Council: Why Did City Administration Pressure Law Firm To Pay Sam Malone?
Update 6/26/2016 4:21 p.m.: Council members Chris Seelbach, Yvette Simpson, and Wendell Young will hold a special council meeting on the sewer district issue Tuesday at 4 p.m..
Original Post 2:33 p.m.: Some very upset members of Cincinnati City Council are demanding answers to a question that arose from an audit of the Metropolitan Sewer District (MSD) – the question of who in City Hall threatened MSD's law firm with termination unless it paid a former city council member $55,000 for consulting work.
"It does not pass the smell test,'' Council Member Wendell Young said in a two-hour meeting of council's Rules and Audit Committee Tuesday on the MSD subcontractor.
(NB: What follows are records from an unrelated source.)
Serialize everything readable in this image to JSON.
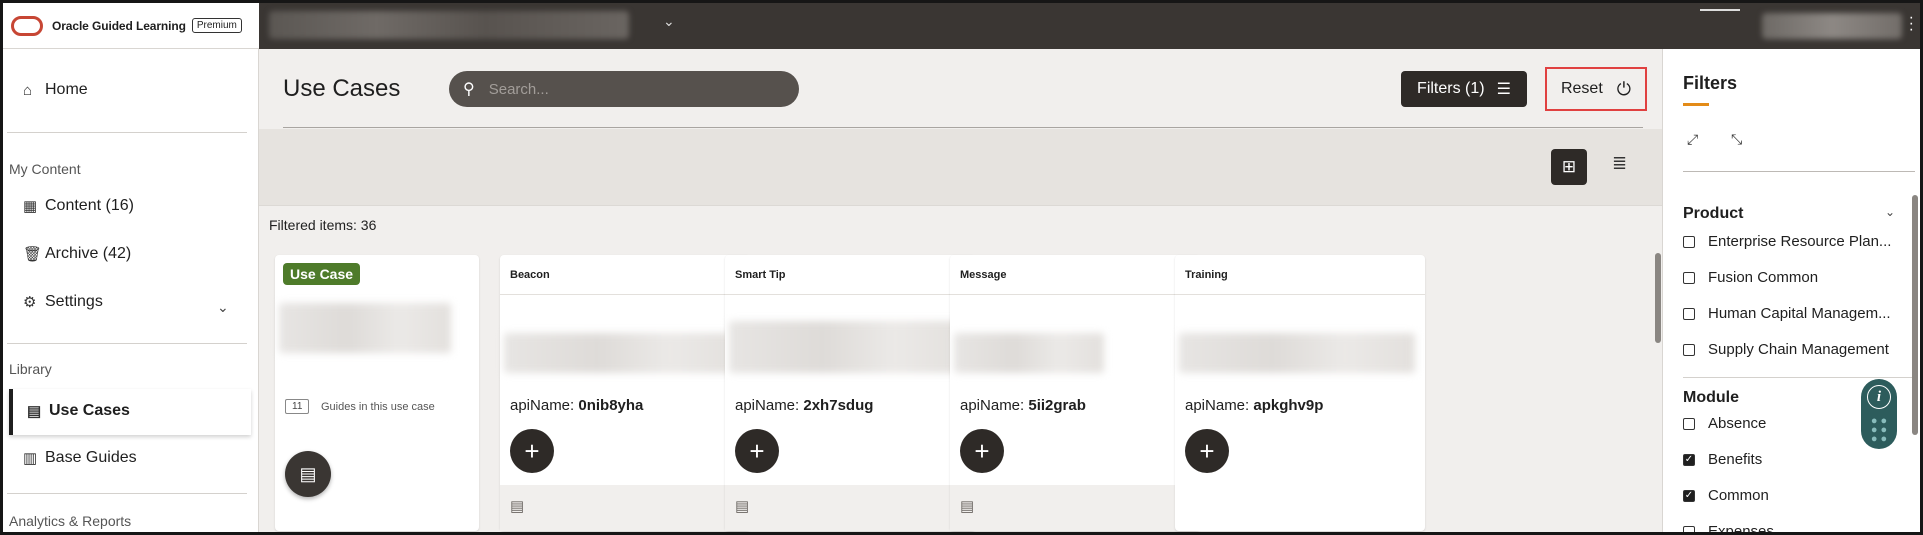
{
  "brand": {
    "name": "Oracle Guided Learning",
    "badge": "Premium"
  },
  "sidebar": {
    "home": "Home",
    "my_content_heading": "My Content",
    "content": "Content (16)",
    "archive": "Archive (42)",
    "settings": "Settings",
    "library_heading": "Library",
    "use_cases": "Use Cases",
    "base_guides": "Base Guides",
    "analytics_heading": "Analytics & Reports"
  },
  "main": {
    "title": "Use Cases",
    "search_placeholder": "Search...",
    "filters_button": "Filters (1)",
    "reset_button": "Reset",
    "filtered_items": "Filtered items: 36"
  },
  "usecase_card": {
    "badge": "Use Case",
    "guide_count": "11",
    "guide_label": "Guides in this use case"
  },
  "cards": [
    {
      "type": "Beacon",
      "api_label": "apiName:",
      "api_value": "0nib8yha"
    },
    {
      "type": "Smart Tip",
      "api_label": "apiName:",
      "api_value": "2xh7sdug"
    },
    {
      "type": "Message",
      "api_label": "apiName:",
      "api_value": "5ii2grab"
    },
    {
      "type": "Training",
      "api_label": "apiName:",
      "api_value": "apkghv9p"
    }
  ],
  "filters_panel": {
    "title": "Filters",
    "product_heading": "Product",
    "product_items": [
      {
        "label": "Enterprise Resource Plan...",
        "checked": false
      },
      {
        "label": "Fusion Common",
        "checked": false
      },
      {
        "label": "Human Capital Managem...",
        "checked": false
      },
      {
        "label": "Supply Chain Management",
        "checked": false
      }
    ],
    "module_heading": "Module",
    "module_items": [
      {
        "label": "Absence",
        "checked": false
      },
      {
        "label": "Benefits",
        "checked": true
      },
      {
        "label": "Common",
        "checked": true
      },
      {
        "label": "Expenses",
        "checked": false
      }
    ]
  },
  "colors": {
    "topbar": "#3a3633",
    "accent_orange": "#e38b18",
    "usecase_green": "#4e7b2a",
    "reset_highlight": "#e04040",
    "help_teal": "#2d5c5c"
  },
  "icons": {
    "home": "home-icon",
    "content": "grid-icon",
    "archive": "trash-icon",
    "settings": "gear-icon",
    "use_cases": "use-cases-icon",
    "base_guides": "building-icon",
    "search": "search-icon",
    "filters": "filter-list-icon",
    "reset": "power-reset-icon",
    "grid_view": "grid-view-icon",
    "list_view": "list-view-icon",
    "add": "plus-icon",
    "guide": "guide-doc-icon",
    "expand": "expand-icon",
    "collapse": "collapse-icon",
    "help": "info-icon"
  }
}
The council members want to know exactly who in the administration threatened MSD's law firm, Bricker & Eckler, with dismissal unless they paid the subcontractor; and why they made that demand.
The subcontractor in question is Sam Malone, a Republican council member from 2003 to 2005, who operates a consulting firm called Urban Strategies and Solutions Group LLC. Questions have also been raised about exactly what work Malone did for MSD.
A deputy city solicitor, Luke Blocher, said that word came down from the city manager's office last spring saying that "something needed to be done very quickly" about having Bricker & Eckler, pay Malone $55,000 immediately.
Blocher said he did not know specifically where the pressure was coming from.
Terry Nestor, also a deputy city solicitor, told the committee that Mark Evans, a partner in Bricker & Eckler "received a communication from the city that the city would no longer engage his firm if the subcontractor (Malone) was not paid post haste."
Nestor said the reason Malone was paid "was to make a clean break in the contract Mr. Malone had with Bricker and to terminate the relationship between Mr. Malone and MSD."
Malone's relationship with MSD began in 2011, when MSD was under the direction of Tony Parrott and Milton Dohoney was city manager.
After Harry Black became city manager, Nestor said, "The new administration was concerned about the contracting relationship and the oversight from Mr. Malone's company."
"The administration wanted to terminate the contract without any payment dispute that would linger for a long period of time,'' Nestor said.
And the city's law department, Nestor said, "did not want subcontractors doing work without some supervision from the law department."
The internal audit of MSD shed little light on exactly what Malone did for MSD as a subcontractor.
After the message was delivered to the law firm, the money was sent to Bricker & Eckler overnight and the law firm cut a check to Malone for $55,000 the next day and delivered it to its West Chester office.
"This sounds rather messy to me,'' Young said. "Why would they (Bricker & Eckler) be threatened with the termination of their contract with MSD over $55,000?"
"There was a severe sense of urgency,'' Blocher said. "There was no mincing of words from the city on the way this had to be done."
David Mann, the city's vice mayor, was the one who asked the Rules and Audit Committee to look into the Malone transaction.
At Tuesday's hearing, Council member Chris Seelbach said he agreed with Young's assessment and pointed out that any two members of city council could call for a special meeting of council to hold hearings into the matter.
But Council Member Kevin Flynn, chair of the committee, said he would rather not have a special session and let the investigation work itself out in the committee.
"This is not going to end today,'' Flynn said. "I would prefer that we let this process play itself out."
The issue could be revisited when the committee returns to work in August or sooner if two or more council members call for a special council meeting.